Sachez cependant qu’aujourd’hui et de façon relativement usuelle, les acquéreurs attendent que le fonds de commerce soit en conformité électrique, ce qui peut paraître par ailleurs normal, compte tenu de l’ancienneté de l’arrêté.
Je profite de cette réponse pour alerter en conséquence les exploitants qui
n’auraient fait établir aucun contrôle électrique en vous invitant à le mettre en oeuvre.
L’Inspection du Travail doit, suivant le texte de l’arrêté, être informée par lettre recommandée A.R. accompagnée d’une copie du rapport du fait qu’il n’y a pas de non conformité ou que les non conformités ont été levées.
En tout état de cause, dans le cadre d’un contrôle inopiné de l’Inspection du Travail, vous vous exposez à des sanctions si ce rapport ne peut être présenté.

 

Attention au personnel lors de la vente d’un fonds
de Marie R. (28)

En achetant un fonds de commerce de boulangerie, j’ai eu la désagréable surprise de constater deux mois après l’achat qu’une salariée avait été « oubliée » dans la liste du personnel par le vendeur.
Il m’a été indiqué que je devais quand même la reprendre alors que parallèlement, j’ai embauché une autre vendeuse.
Je me trouve aujourd’hui en sureffectif.
Que dois-je faire ?

Réponse de Maître VERDIER :

Le Code du Travail prévoit que dans le cadre d’une vente de fonds de commerce, tout le personnel affecté au fonds de commerce doit être repris par l’acquéreur.

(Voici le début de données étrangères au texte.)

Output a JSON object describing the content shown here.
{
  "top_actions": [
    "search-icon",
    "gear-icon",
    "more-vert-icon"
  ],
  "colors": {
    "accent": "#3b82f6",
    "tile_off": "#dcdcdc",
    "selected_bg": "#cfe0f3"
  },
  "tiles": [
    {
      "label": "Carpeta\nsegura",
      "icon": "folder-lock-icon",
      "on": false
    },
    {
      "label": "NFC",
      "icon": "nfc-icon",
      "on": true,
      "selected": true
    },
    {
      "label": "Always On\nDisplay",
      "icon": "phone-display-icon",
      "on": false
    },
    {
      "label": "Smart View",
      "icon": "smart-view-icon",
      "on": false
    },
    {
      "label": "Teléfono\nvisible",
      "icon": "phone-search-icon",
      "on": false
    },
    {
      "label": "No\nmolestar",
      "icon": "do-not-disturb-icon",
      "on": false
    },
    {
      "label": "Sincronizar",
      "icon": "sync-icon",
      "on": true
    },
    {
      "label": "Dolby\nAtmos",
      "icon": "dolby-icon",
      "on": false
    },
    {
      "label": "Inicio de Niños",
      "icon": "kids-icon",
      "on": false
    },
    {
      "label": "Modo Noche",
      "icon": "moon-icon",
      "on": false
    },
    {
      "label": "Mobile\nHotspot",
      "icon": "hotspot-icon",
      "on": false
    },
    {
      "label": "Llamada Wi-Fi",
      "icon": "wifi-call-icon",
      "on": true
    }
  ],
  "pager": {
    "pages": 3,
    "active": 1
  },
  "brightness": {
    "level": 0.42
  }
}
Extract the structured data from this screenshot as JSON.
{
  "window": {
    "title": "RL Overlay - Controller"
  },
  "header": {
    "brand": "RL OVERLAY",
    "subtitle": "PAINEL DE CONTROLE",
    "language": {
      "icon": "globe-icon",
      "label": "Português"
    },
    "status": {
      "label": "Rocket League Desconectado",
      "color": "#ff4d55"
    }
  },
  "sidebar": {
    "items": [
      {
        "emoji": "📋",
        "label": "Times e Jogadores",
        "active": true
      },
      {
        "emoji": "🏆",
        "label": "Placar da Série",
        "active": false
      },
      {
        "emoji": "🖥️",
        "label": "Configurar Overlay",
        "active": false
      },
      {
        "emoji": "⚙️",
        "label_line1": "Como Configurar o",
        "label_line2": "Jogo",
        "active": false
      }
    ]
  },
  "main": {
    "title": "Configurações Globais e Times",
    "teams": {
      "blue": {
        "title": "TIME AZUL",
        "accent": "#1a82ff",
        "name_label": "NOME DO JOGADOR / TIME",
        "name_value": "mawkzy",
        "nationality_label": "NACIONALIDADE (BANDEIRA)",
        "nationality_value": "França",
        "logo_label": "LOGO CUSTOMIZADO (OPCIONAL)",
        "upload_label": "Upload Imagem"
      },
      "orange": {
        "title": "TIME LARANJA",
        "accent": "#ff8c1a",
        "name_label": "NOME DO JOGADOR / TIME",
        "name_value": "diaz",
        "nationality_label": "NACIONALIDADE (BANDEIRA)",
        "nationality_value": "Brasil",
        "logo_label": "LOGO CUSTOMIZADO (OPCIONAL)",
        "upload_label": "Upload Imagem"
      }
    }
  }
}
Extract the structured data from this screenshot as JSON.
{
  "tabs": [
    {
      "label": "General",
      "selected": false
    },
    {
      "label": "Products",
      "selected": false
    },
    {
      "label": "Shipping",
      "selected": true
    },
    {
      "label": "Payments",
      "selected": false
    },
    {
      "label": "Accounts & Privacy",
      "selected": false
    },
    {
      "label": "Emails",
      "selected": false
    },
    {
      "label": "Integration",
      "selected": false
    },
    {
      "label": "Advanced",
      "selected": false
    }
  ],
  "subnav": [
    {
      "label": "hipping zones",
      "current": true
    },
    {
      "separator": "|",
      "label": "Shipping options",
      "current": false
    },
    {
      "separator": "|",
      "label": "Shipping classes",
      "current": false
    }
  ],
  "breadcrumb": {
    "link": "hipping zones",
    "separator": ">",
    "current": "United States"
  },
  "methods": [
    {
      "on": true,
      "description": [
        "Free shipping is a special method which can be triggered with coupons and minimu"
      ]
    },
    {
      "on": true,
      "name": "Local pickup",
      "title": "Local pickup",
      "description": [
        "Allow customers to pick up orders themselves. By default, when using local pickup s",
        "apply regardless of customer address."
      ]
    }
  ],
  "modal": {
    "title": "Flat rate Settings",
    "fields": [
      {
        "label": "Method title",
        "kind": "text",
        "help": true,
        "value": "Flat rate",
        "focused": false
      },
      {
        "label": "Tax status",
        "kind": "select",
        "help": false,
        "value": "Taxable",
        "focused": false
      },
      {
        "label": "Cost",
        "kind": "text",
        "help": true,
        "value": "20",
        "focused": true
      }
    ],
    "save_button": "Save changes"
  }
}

Il est important effectivement d’être vigilant sur la liste qui compose ce personnel dans la mesure où même le personnel absent au moment de la mise en place de la promesse de vente (absent pour maladie, congé maternité ou congé parental) doit être repris.
Dans ce cas de figure, ces salariés ne sont pas présents effectivement dans l’entreprise au moment de la vente, mais réintégreront cette dernière à l’issue de leur arrêt.

Mon conseil
Il est donc important de bien vérifier la liste du personnel en demandant une copie du livre d’entrées et de sorties, ou en faisant valider l’information par l’expert comptable du vendeur, cela évite des surprises.
A défaut, et si vous embauchez une personne qui de ce fait se trouve en surnombre au moment du retour de la personne absente, vous n’avez d’autre solution que d’envisager un licenciement qui posera de nombreuses
difficultés puisqu’il apparaîtra comme injustifié en cas de contestation du salarié.
Vous n’avez en effet aucun motif d’ordre économique ou personnel à opposer au salarié que vous devez licencier.
Par ailleurs, le vendeur engagera sa responsabilité dans la mesure où il a effectué une déclaration erronée dans le cadre de la vente (même s’il a fait
cette déclaration de bonne foi).
En effet, le licenciement qui en découlerait aurait directement pour origine un manquement du vendeur à son obligation d’information.